The Climate Biennial Exploratory Scenario delivered the framework. The 2026 question is whether climate scenario analysis is embedded in capital, underwriting and reserving — or still a parallel exercise.

The Climate Biennial Exploratory Scenario was, by design, a one-off. The methodology it forced — physical-risk and transition-risk shocks projected over a multi-decade horizon, mapped onto an insurer's asset and liability portfolios — has not been one-off. It has become the working scaffolding for how the PRA, EIOPA and the wider supervisor community now expect climate to be handled.

By 2026 the question is no longer whether the firm has a climate scenario capability. It is whether the capability is embedded in capital, underwriting and reserving — or whether it is still running as a parallel exercise that the actuarial team produces once a year, the board notes, and the day job moves past.

The three structural shifts insurers are working through

  • Liability side: catastrophe-linked re-calibration. Climate-correlated mortality, morbidity and catastrophe shocks are no longer extreme tails — they reshape the central reserving view. Cat models calibrated against a 1995–2020 vintage of weather data are now structurally below the loss experience, and re-baselining is non-trivial.
  • Asset side: transition risk in long-duration fixed income. For life and BPA portfolios with multi-decade asset horizons, sectoral transition pathways translate directly into credit-spread, default and re-rating risk inside the matched-asset book. This is a matching adjustment question, not a sustainability-reporting question.
  • Underwriting: climate-aware pricing in commercial lines. The insurance leaders are pricing climate exposure granularly — not at portfolio level — using geospatial signal and forward-looking peril modelling. The trailers are still selling renewal-vintage policies that no longer reflect the loss distribution.

Embedded versus parallel

The distinction matters. An embedded climate capability changes the central case reserving view, feeds the ORSA, sits inside the matching-adjustment ALM monitor and influences live underwriting decisions. A parallel capability produces a glossy annex to the year-end report and is referred to in board updates but does not move a single capital or pricing decision.

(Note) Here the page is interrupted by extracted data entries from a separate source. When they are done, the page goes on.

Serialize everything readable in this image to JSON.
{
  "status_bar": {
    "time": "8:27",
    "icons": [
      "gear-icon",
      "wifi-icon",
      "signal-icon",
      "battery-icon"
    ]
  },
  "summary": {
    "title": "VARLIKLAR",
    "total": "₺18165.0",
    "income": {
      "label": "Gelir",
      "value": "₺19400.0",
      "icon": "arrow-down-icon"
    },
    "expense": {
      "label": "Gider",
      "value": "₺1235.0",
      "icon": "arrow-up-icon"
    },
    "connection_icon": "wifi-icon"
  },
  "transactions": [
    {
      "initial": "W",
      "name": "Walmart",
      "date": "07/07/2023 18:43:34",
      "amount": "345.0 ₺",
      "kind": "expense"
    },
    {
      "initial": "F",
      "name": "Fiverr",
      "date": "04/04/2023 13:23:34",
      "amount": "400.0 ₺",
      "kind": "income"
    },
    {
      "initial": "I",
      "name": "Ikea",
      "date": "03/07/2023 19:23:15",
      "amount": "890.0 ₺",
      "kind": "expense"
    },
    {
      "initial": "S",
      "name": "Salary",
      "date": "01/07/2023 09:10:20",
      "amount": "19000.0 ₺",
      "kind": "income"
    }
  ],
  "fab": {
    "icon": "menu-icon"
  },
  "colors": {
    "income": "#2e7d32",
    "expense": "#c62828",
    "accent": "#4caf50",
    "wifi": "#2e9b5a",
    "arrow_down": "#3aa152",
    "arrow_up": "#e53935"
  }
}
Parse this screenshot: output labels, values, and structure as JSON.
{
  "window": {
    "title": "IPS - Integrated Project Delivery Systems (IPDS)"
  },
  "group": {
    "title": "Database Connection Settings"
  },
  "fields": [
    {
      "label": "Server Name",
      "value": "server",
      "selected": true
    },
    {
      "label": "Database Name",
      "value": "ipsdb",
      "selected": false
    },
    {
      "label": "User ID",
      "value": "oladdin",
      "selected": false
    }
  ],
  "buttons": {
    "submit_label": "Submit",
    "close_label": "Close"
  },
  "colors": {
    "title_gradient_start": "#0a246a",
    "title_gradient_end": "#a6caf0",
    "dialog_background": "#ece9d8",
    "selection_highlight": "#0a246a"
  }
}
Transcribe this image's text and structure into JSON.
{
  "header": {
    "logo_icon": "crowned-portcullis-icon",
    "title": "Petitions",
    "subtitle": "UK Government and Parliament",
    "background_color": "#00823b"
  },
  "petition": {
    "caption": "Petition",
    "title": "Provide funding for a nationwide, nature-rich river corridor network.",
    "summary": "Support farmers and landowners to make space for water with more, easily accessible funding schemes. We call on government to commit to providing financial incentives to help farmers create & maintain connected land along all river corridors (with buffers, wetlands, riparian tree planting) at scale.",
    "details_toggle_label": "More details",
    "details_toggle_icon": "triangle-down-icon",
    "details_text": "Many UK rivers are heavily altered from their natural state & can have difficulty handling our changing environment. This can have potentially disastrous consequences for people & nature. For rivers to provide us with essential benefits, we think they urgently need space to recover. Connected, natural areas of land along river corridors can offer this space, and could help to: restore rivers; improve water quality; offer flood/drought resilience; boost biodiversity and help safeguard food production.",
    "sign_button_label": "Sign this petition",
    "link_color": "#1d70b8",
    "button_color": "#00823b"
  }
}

The PRA and EIOPA are increasingly able to tell the difference, and 2026 supervisory dialogue is starting to ask the question directly: where in your operating model does the climate scenario actually bite?

What good looks like

An embedded climate capability has three artefacts on the shelf. A documented re-calibration of central-case reserving assumptions against the climate-adjusted loss distribution, owned by the chief actuary and reconciled to the year-end disclosures. A matching-adjustment ALM monitor that surfaces transition-risk-correlated downgrades in the matched book as a defined operational trigger. And an underwriting governance package that demonstrates which commercial-lines decisions have moved as a result of forward-looking climate signal, not just retrospective loss experience.

None of this is exotic. It is the discipline of treating climate as a risk to be priced, reserved and capitalised — rather than a topic to be reported on. The firms that internalise that distinction now will not be the ones explaining themselves to supervisors when the next physical-risk year arrives.